By the end of WWII, the 14th Air Force had shot down 2,600 Japanese planes, sunk or inflicted heavy losses on merchant ships with a total weight of 2.23 million tons, sunk or rendered useless 44 warships and 13,000 inland water vessels, and killed 66,700 Japanese aggressors. Approximately 500 Flying Tigers aircraft were lost in the effort.


A bond in life-and-death


Upon the founding of the American Volunteer Group, the Chinese people, especially the ethnic groups of Yunnan Province, moved to provide support. At that time, although Yunnan residents suffered from logistical poverty, they spared no effort in meeting the food demands of the Flying Tigers and all other allied forces. The daily purchase and supply of food in Kunming approximated 40 head of cattle, 60 pigs, two tons of lard, 1,000 chickens, 60,000 eggs, 150 bags of flour, 1,500 kilograms of sugar, 4,000 kilograms of vegetables, 2,000 kilograms of fruit, 10 tons of charcoal, 150 kilograms of salt, 10 tons of coal, 2,500 kilograms of alkali and 70 boxes of soap. And the citizens of Yunnan Province spared no labor in serving as the wartime hosts of their allies, dispatching more than 1 million workers to build, reconstruct and extend airbases in strategically varied locations. The people's objective was to free the Flying Tigers of logistical worries so the pilots and their support personnel could take the fight to the enemy.

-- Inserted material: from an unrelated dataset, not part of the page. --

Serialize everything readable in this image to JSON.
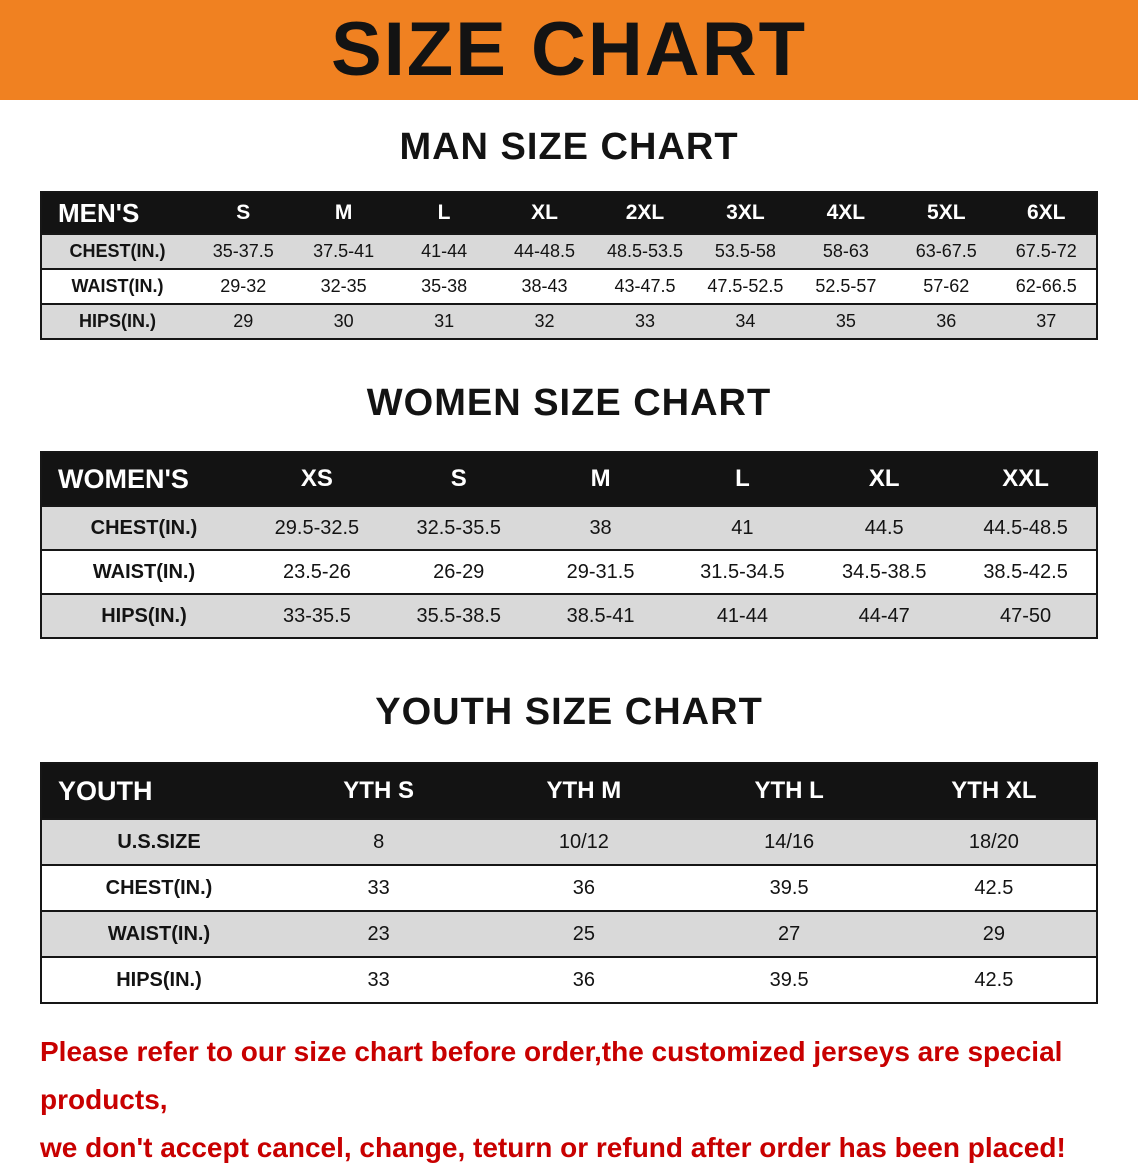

The Eighth Route Army and the New Fourth Army led by the Communist Party of China (CPC) rescued a number of downed Flying Tigers pilots. In Hengshan Mountain region, Shanxi Province, when three American planes were forced to land, all pilots were rescued by the Eighth Route Army. When the Pinghan Railway in Hebei Province was under air attack, pilots of two downed American P-51 were rescued by local CPC cadres. And in central Hubei Province, American pilots were saved by the Honghu Lake Detachment of the New Fourth Army.


Sixty years have passed since the victory over Japanese aggression. However, many in Yunnan Province and other parts of China still become emotional when speaking of the Flying Tigers. And many can still offer vivid personal recollections of the pilots' selfless heroism. Still today, the Chinese people continue to think of The Flying Tigers as a vital part of their War of Resistance Against Japanese Aggression.



Flying Tigers pilots stand before their fighter planes.



The Flying Tigers Squadron received strong support from the Chinese people. This photo was taken by Flying Tigers pilots while they visited with Yunnan residents in the 1940s.



June 25, 2004: Flying Tigers pilots Hoffman (right) and Stale, stand before their P-40 in the US Air Force's National Museum, Dayton, Ohio. On the same day, an exhibition entitled the Memory of History jointly held by the Information Office of the Chinese State Council and the US Air Force's National Museum concluded at the Air Force's museum. Zhao Peng



"It is my long-cherished dream to visit the country for which my father fought." On October 17, 2002, Rosemary Chennault, daughter of General Chennault, arrived in China.



General Claire Lee Chennault, commander of the Flying Tigers.